New research shows that the act of sniffing can have a social function, allowing the rats to determine their hierarchical status and maintain power.
Neurosurgeon Daniel Wasson studied the behavior of a pair of rats in a confined space. The first observations have shown that when a rat sniffing at the beginning of the body and the back of the torso another, its example was followed by others. When one rat began sniffing snout another, she immediately gave up the ceremony. Further studies have shown that when rats began to sniff at some of the muzzle of the dominant species (and most aggressive), they not only did not stop sniffing in response, but did so intense. When the dominant individual sniffing snout and head of smaller individuals, and those ceased to do so, large rats showed aggression — biting and jumping on small rats. The scientist concluded that with the help of sniffing large individuals establish their authority, and the small comfort of large, to prevent acts of aggression.
Wasson same results observed when rats suppressed the olfactory sense, which proves his theory that for rats important action itself, and not of odors. When the scientists injected some rats oxytocin, a chemical that reduces the sense of hierarchy, aggression in rats significantly decreased.
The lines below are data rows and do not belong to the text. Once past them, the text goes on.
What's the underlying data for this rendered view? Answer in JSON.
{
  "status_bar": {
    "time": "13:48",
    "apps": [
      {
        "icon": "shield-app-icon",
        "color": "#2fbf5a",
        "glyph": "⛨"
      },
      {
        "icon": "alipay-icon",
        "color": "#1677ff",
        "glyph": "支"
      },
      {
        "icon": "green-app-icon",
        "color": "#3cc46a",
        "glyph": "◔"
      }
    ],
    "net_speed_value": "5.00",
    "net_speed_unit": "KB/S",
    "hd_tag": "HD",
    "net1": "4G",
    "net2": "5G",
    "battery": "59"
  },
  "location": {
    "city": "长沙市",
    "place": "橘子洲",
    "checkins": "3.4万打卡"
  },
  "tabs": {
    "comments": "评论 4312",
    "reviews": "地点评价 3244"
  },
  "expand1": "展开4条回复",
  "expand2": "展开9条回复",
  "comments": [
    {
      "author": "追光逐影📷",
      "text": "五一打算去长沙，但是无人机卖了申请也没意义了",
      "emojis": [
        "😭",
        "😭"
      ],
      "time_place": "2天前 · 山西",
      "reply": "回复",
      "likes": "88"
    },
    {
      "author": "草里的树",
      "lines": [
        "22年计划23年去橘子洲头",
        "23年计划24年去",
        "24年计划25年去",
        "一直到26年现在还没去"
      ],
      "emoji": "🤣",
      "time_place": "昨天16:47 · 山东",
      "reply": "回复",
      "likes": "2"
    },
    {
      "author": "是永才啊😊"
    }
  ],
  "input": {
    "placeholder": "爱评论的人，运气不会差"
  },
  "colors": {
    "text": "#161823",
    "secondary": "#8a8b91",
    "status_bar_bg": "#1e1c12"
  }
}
It is not clear why sniffing snout bears a social function, and sniffing the other parts of the body do not have that much. Wasson suggested that the rats face to face communication is very dangerous, as the wound in the throat or neck can be fatal.
"When animals are face to face with each other, they have to be careful to avoid the risk of conflict — said Wasson. — It is also possible that only a short distance, some animals can get detailed information about each other. "
The scientist said he hoped to further explore the intricacies of the brain activity of animals, but also understand why they become aggressive or why are experiencing problems communicating with other individuals.